I'm asked the question, "What's on your mind?" like millions of other Facebook users. Here's how I answered it today.

"Why should I attend a United Methodist church? It has bucked me off more than once. I'm tired of getting back on it. The cross-and-flame logo reminds me of slammed doors, an aching chest, a knotted brow, and annual-conference tears rolling down my cheeks onto my daughter's face as she looked up from her stroller. It's painful. That is what's on my mind this second Sunday of Pentecost."

Five generations of my family have attended a Methodist church two miles from our farm. My great-great-great-great grandfather was a Methodist circuit rider in present-day West Virginia. I was confirmed and joined the United Methodist Church at age 10. I'm married to a United Methodist pastor, an elder in full connection. I usually enjoy traditions and sharing stuff with my family. Is the Holy Spirit moving me another way, or am I simply drifting like the goats Jesus mentioned in Matthew 25?

Wonders in the grass

Ruby, my yellow Lab, and I toured the pastures and hay fields looking for the rascally Carduus nutans, or musk thistle, before sundown. Ruby loped alongside or behind me as I drove the Arctic Cat through handlebar-deep grass. I'd stop every so often to stand on the foot rests and search for the purple buds and stalks of those spiny, alien plants early-19th-century European immigrants couldn't leave home without.

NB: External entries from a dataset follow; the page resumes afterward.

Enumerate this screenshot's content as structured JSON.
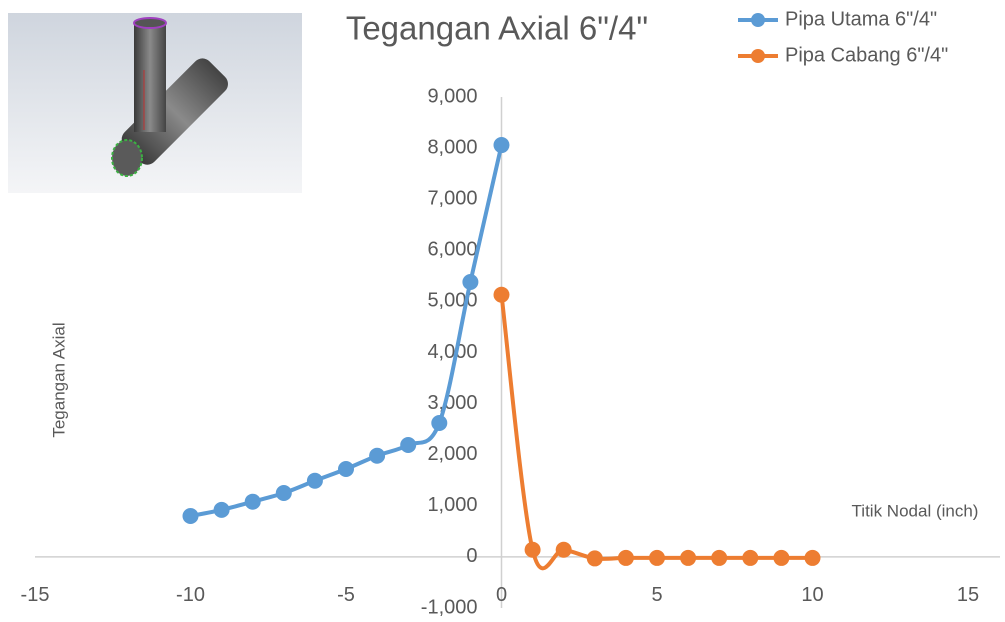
{
  "chart_data": {
    "type": "scatter-smooth",
    "title": "Tegangan Axial 6\"/4\"",
    "x_label": "Titik Nodal (inch)",
    "y_label": "Tegangan Axial",
    "xlim": [
      -15,
      15
    ],
    "xticks": [
      -15,
      -10,
      -5,
      0,
      5,
      10,
      15
    ],
    "ylim": [
      -1000,
      9000
    ],
    "yticks": [
      {
        "value": -1000,
        "label": "-1,000"
      },
      0,
      {
        "value": 1000,
        "label": "1,000"
      },
      {
        "value": 2000,
        "label": "2,000"
      },
      {
        "value": 3000,
        "label": "3,000"
      },
      {
        "value": 4000,
        "label": "4,000"
      },
      {
        "value": 5000,
        "label": "5,000"
      },
      {
        "value": 6000,
        "label": "6,000"
      },
      {
        "value": 7000,
        "label": "7,000"
      },
      {
        "value": 8000,
        "label": "8,000"
      },
      {
        "value": 9000,
        "label": "9,000"
      }
    ],
    "grid": false,
    "legend": "top-right",
    "series": [
      {
        "name": "Pipa Utama 6\"/4\"",
        "color": "#5b9bd5",
        "x": [
          -10,
          -9,
          -8,
          -7,
          -6,
          -5,
          -4,
          -3,
          -2,
          -1,
          0
        ],
        "values": [
          800,
          920,
          1080,
          1250,
          1490,
          1720,
          1980,
          2190,
          2620,
          5380,
          8060
        ]
      },
      {
        "name": "Pipa Cabang 6\"/4\"",
        "color": "#ed7d31",
        "x": [
          0,
          1,
          2,
          3,
          4,
          5,
          6,
          7,
          8,
          9,
          10
        ],
        "values": [
          5130,
          140,
          140,
          -30,
          -20,
          -20,
          -20,
          -20,
          -20,
          -20,
          -20
        ]
      }
    ]
  }
}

There's a small basin almost encircled by trees near where my great-great grandparents built their first cabin in 1857. It holds a seep, so the grass is even more lush there compared to the surrounding hay fields. I was driving through the basin when I at first thought a woman had yelled behind me. I looked behind to my left to see a newborn whitetail fawn with its legs tucked up underneath it laying in the grass. The knobby rear tires must have brushed against the fawn's rear. It got up, helped out by a nudge from Ruby's sniffer, and wobbled toward dense brush. At the same time, a doe bounded the other way out of tall grass and trees 50 yards farther down the basin's rim.

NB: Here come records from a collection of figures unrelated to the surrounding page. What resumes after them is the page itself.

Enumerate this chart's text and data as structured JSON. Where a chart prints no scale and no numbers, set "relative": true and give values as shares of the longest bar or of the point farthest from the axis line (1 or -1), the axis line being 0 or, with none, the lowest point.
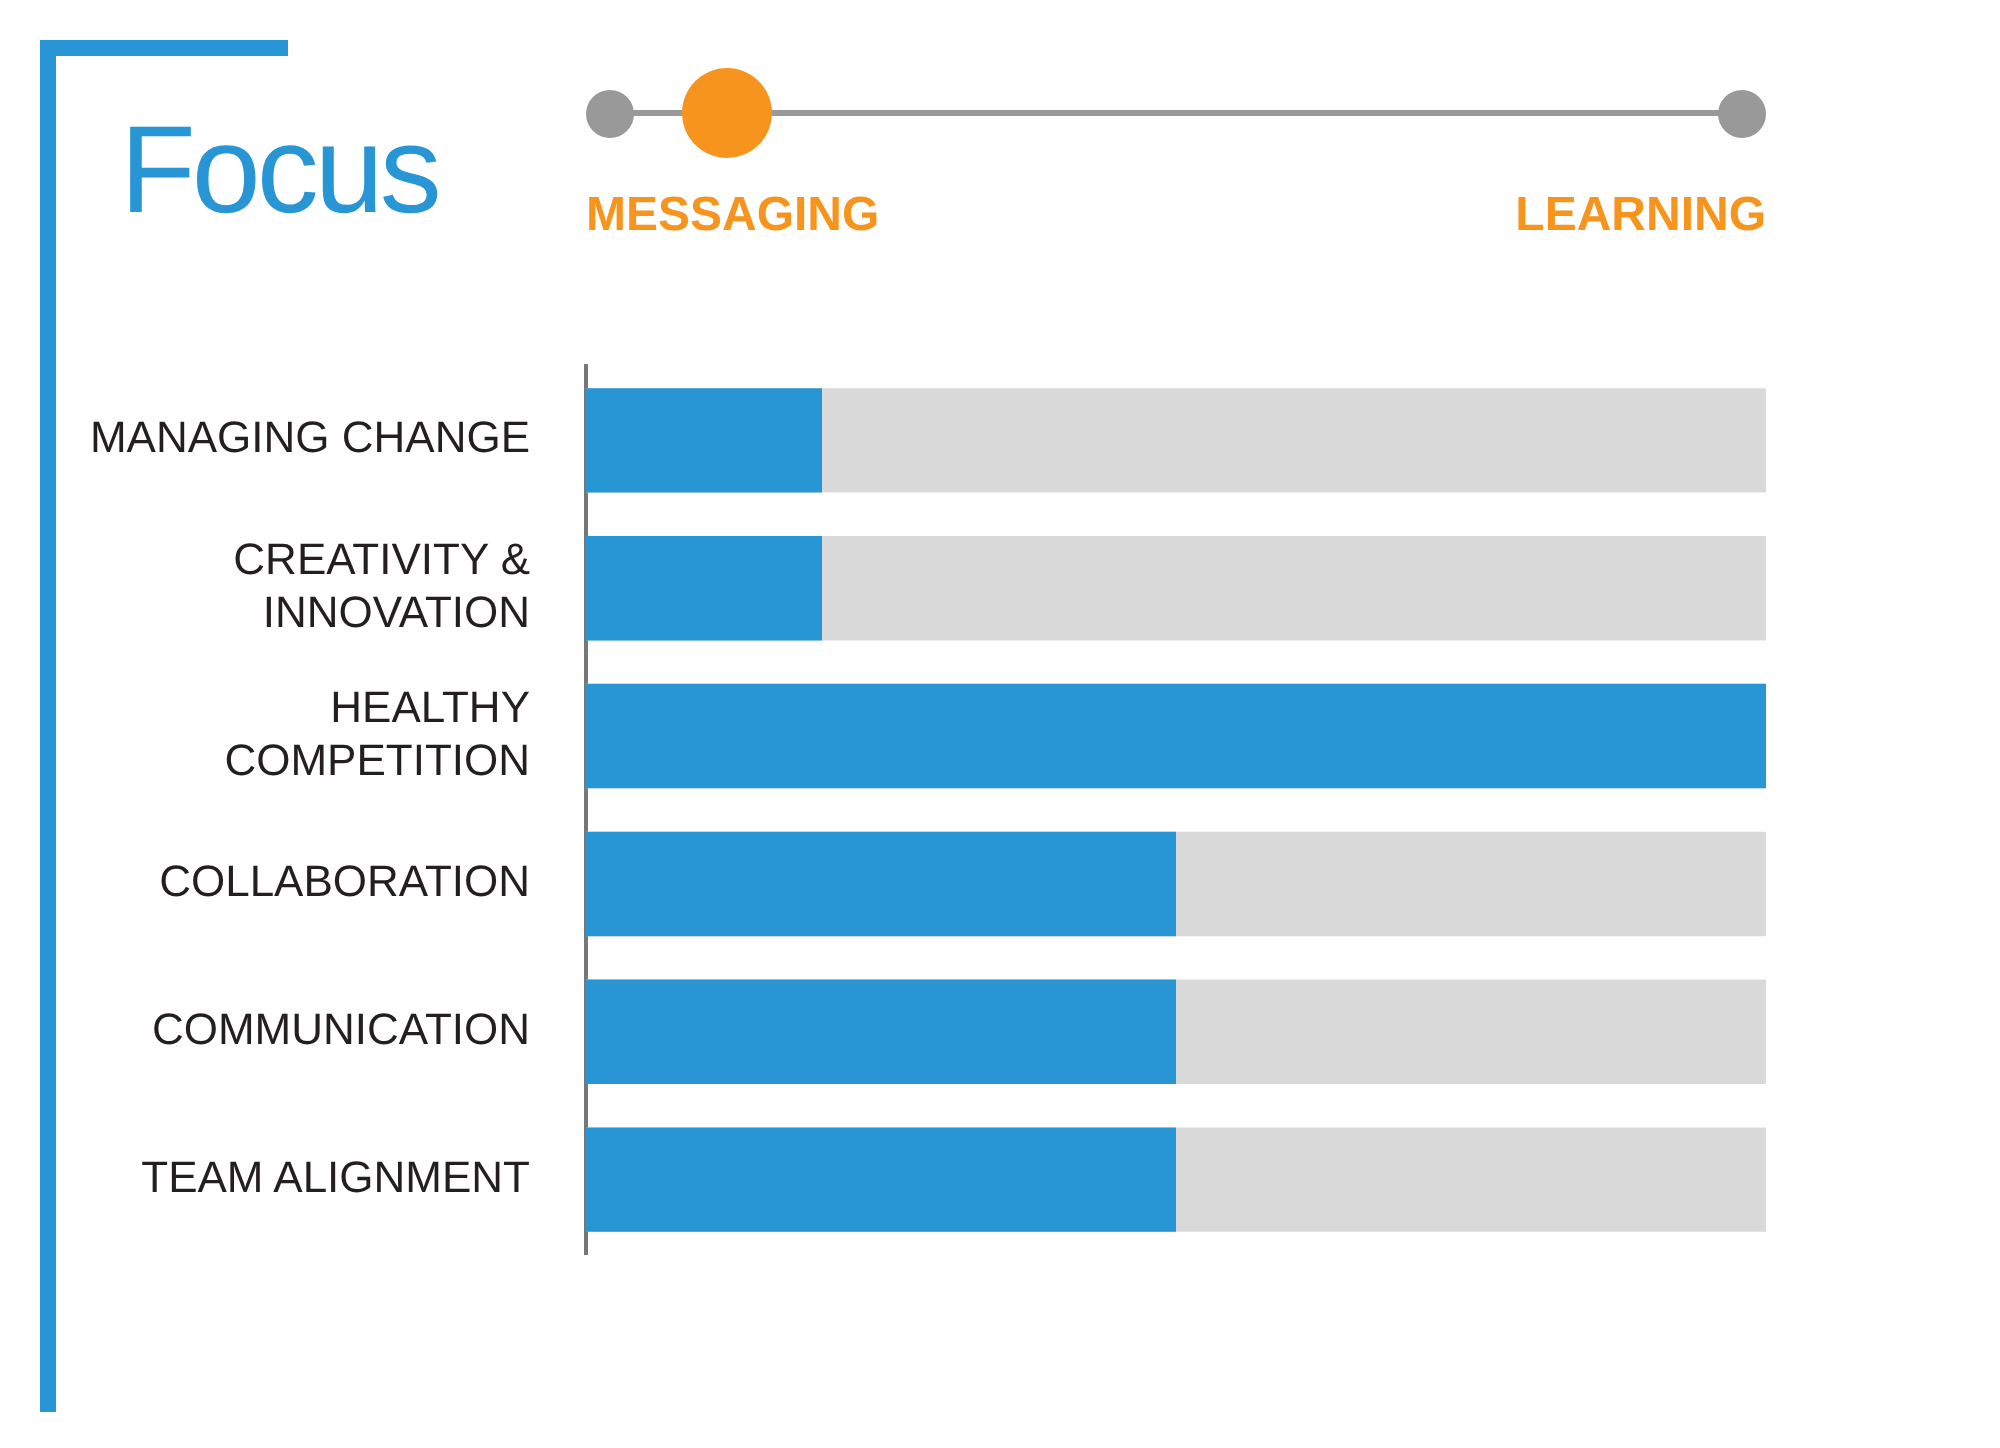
{
  "chart_data": {
    "type": "bar",
    "orientation": "horizontal",
    "relative": true,
    "title": "Focus",
    "annotations": [
      "MESSAGING",
      "LEARNING"
    ],
    "categories": [
      "MANAGING CHANGE",
      "CREATIVITY & INNOVATION",
      "HEALTHY COMPETITION",
      "COLLABORATION",
      "COMMUNICATION",
      "TEAM ALIGNMENT"
    ],
    "values": [
      0.2,
      0.2,
      1,
      0.5,
      0.5,
      0.5
    ],
    "color": "#2896d4"
  }
}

Anyhow, no larger than that white-specked, still-damp fawn was, it produced a bleat loud enough to overpower the Arctic Cat's racket. I even yelled, "What?" and had started drawing my revolver before I saw its white spots.

Friday, June 5, 2009

I snagged some rarities

... from MidwayUSA today, 20-round MagPul PMAGs, after receiving an automated e-mail that they were back in stock. I've been waiting since October.

I'm still longing for 9mm or .357 bullets and small pistol primers. If the Grinch doesn't interfere, maybe I'll see them before Christmas.

Monday, June 1, 2009

Five secrets that aren't

Financial contributor Vera Gibbons and CBS talking heads Julie Chen and Harry Smith revealed the "dirty little secrets" your bank won't tell you this morning during The Morning Show.

Hint: Banks charge fees, particularly when you try to spend more than what you've deposited. There's nothing hidden or "sneaky" about them if you pull your head out, ask questions, read the information each bank is legally obligated to provide regarding fees, and keep track of credits and debits.

If you share the belief that banks should be service providers rather than a business "out there to rip me off", try taking up math and using a check register. Every bank I'd done business with since age 17 will pass out deposit slips, registers, fee sheets and even an ink pen when asked. If you're not happy, pick another bank, start your own or . . .


. . . hire a K9 personal finance assistant.